March 17, 2026
GOD’S WORD FOR TODAY:
“While Jesus was having dinner at Levi’s house, many tax collectors and sinners were eating with Him. With Him were His disciples. There were many who followed Him. When the teachers of the law who were Pharisees saw Him eating with the sinners and tax collectors, they asked His disciples: ‘Why does He eat with tax collectors and sinners?‘ On hearing this, Jesus said to them, ‘It is not the healthy who need a doctor, but the sick. I have not come to call the righteous, but sinners.’”
(Mark 2.15-17)
TODAY’S REFLECTION ON GOD’S WORD:
Of course, Jesus was speaking of spiritual health in answering the question of the Pharisees and the teachers of the Law. Without our spiritual health everything is fleeting and time bound.
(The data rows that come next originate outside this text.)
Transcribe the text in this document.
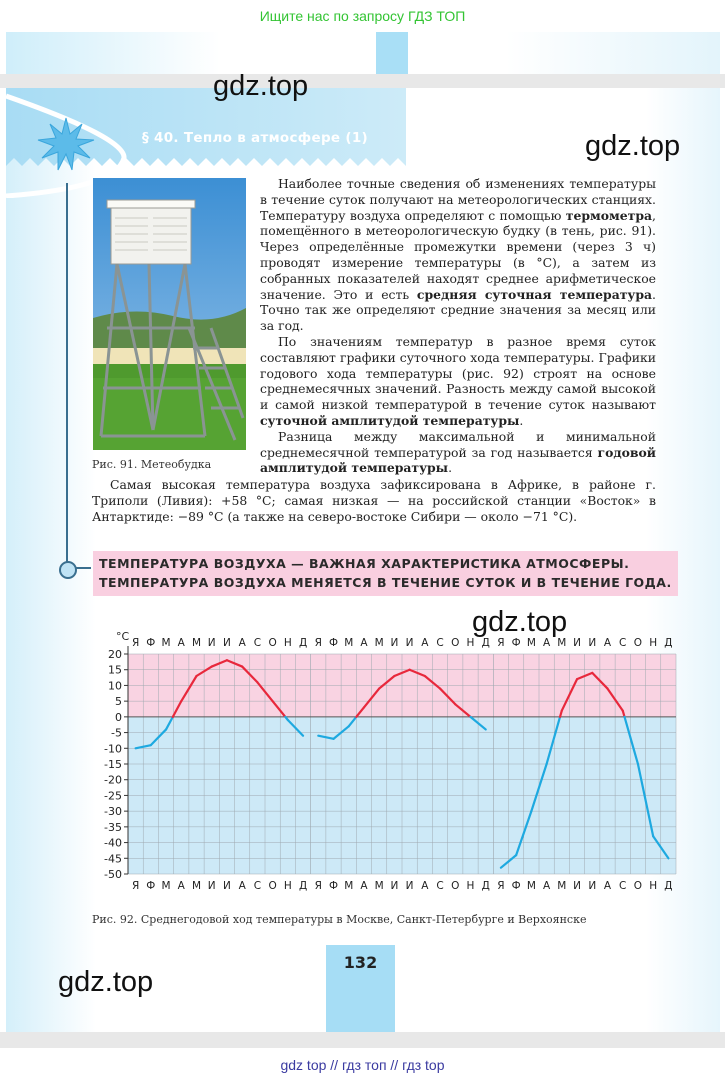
Ищите нас по запросу ГДЗ ТОП
§ 40. Тепло в атмосфере (1)
Рис. 91. Метеобудка

Наиболее точные сведения об изменениях температуры в течение суток получают на метеорологических станциях. Температуру воздуха определяют с помощью термометра, помещённого в метеорологическую будку (в тень, рис. 91). Через определённые промежутки времени (через 3 ч) проводят измерение температуры (в °С), а затем из собранных показателей находят среднее арифметическое значение. Это и есть средняя суточная температура. Точно так же определяют средние значения за месяц или за год.

По значениям температур в разное время суток составляют графики суточного хода температуры. Графики годового хода температуры (рис. 92) строят на основе среднемесячных значений. Разность между самой высокой и самой низкой температурой в течение суток называют суточной амплитудой температуры.

Разница между максимальной и минимальной среднемесячной температурой за год называется годовой амплитудой температуры.

Самая высокая температура воздуха зафиксирована в Африке, в районе г. Триполи (Ливия): +58 °С; самая низкая — на российской станции «Восток» в Антарктиде: −89 °С (а также на северо-востоке Сибири — около −71 °С).

20
15
10
5
0
-5
-10
-15
-20
-25
-30
-35
-40
-45
-50
°С Я
Я
Ф
Ф
М
М
А
А
М
М
И
И
И
И
А
А
С
С
О
О
Н
Н
Д
Д
Я
Я
Ф
Ф
М
М
А
А
М
М
И
И
И
И
А
А
С
С
О
О
Н
Н
Д
Д
Я
Я
Ф
Ф
М
М
А
А
М
М
И
И
И
И
А
А
С
С
О
О
Н
Н
Д
Д
Рис. 92. Среднегодовой ход температуры в Москве, Санкт-Петербурге и Верхоянске
ТЕМПЕРАТУРА ВОЗДУХА — ВАЖНАЯ ХАРАКТЕРИСТИКА АТМОСФЕРЫ.
ТЕМПЕРАТУРА ВОЗДУХА МЕНЯЕТСЯ В ТЕЧЕНИЕ СУТОК И В ТЕЧЕНИЕ ГОДА.
132
gdz.top
gdz.top
gdz.top
gdz.top
gdz top // гдз топ // гдз top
Perhaps this is what Paul was thinking when he wrote to the community of faith of Corinth, “No matter what I have or an able to do, if I do not have love, then I am a noisy gong and clanging cymbal; I draw attention to myself but don’t make much sense.” Yes, mighty ones of God, there are a lot of people who have power, possessions and position but they are limited by the hungering and thirsting in their soul. Stories of the Rich Young Ruler, Lazarus and the Rich Man and those in the Trilogy of Parables of the Lost point us in this direction. Without a loving spirit we can be ultimately lost forever. God never intended for us to be just people. God created His people and invested His Spirit in them and us. It is a critical mistake to think otherwise.
Who were those who were well? It would seem that it was those who knew themselves to be sinners and sought to be redeemed to live a changed life. I would think it would be those who recognized Jesus as the Christ, the Son of the Living God. It would think it was that group of people who knew they needed God to overcome the condition that led them to be separated out from the rest of the community. Consider this: did the poor, the sick, the lame, the blind, the diseased and the dispossessed ever turn away the Pharisees and the Teachers of the Law? Did they turn away Jesus? Or did they welcome them and Him? We do know of those stories where the demons cried out, “What do you have to do with us Jesus of Nazareth?” We know that Peter begged Jesus to depart from him because he was a sinner. The true sinner is the one who desires to keep the people of God away from God, including themselves. Sadly, too many had been convinced by false teachings and false religion that they were unredeemable and unworthy. Have we ever felt like that in any relationship? Have we felt our hearts sink, our spirits empty and our mind grow dark when that happens? And what of those who proposed such thinking? Did they actually believe they were so much better than even our company was unwelcome unless we served their ego-driven desire? What kind of spirit is that?
Once when Jesus was teaching in a crowded house, Mary and His half-brothers and sisters came to “rescue” Him. Word passed through the crowd that Jesus’ family was trying to get close to Him. Jesus responded, “These are my family; those who do the will of My Heavenly Father are My family.” What is the will of God for the broken world but to recognize their sin, repent, be made well spiritually (if not physically) and be reconciled. The sinners would be those who would refuse to do so and in their alienation alienate themselves from God and God’s people.
TODAY’S PRAYER OF THANKSGIVING:
Father, in these days we are finding the need to believe even more than ever before. We all have known trouble, some in greater ways than others, but You are offering us the assurance that we will not be consumed by it forever. Regardless of the “time” we are in and the “time” we have been given, we ask for Your Holy Spirit which Jesus asked You to share with us, to lead and guide and direct us in the paths we should go. Teach us what we still need to learn. Empower us to put that learning into action. Bless our actions not as a works righteousness but as righteous works of faith, hope and love in Jesus’ name. AMEN.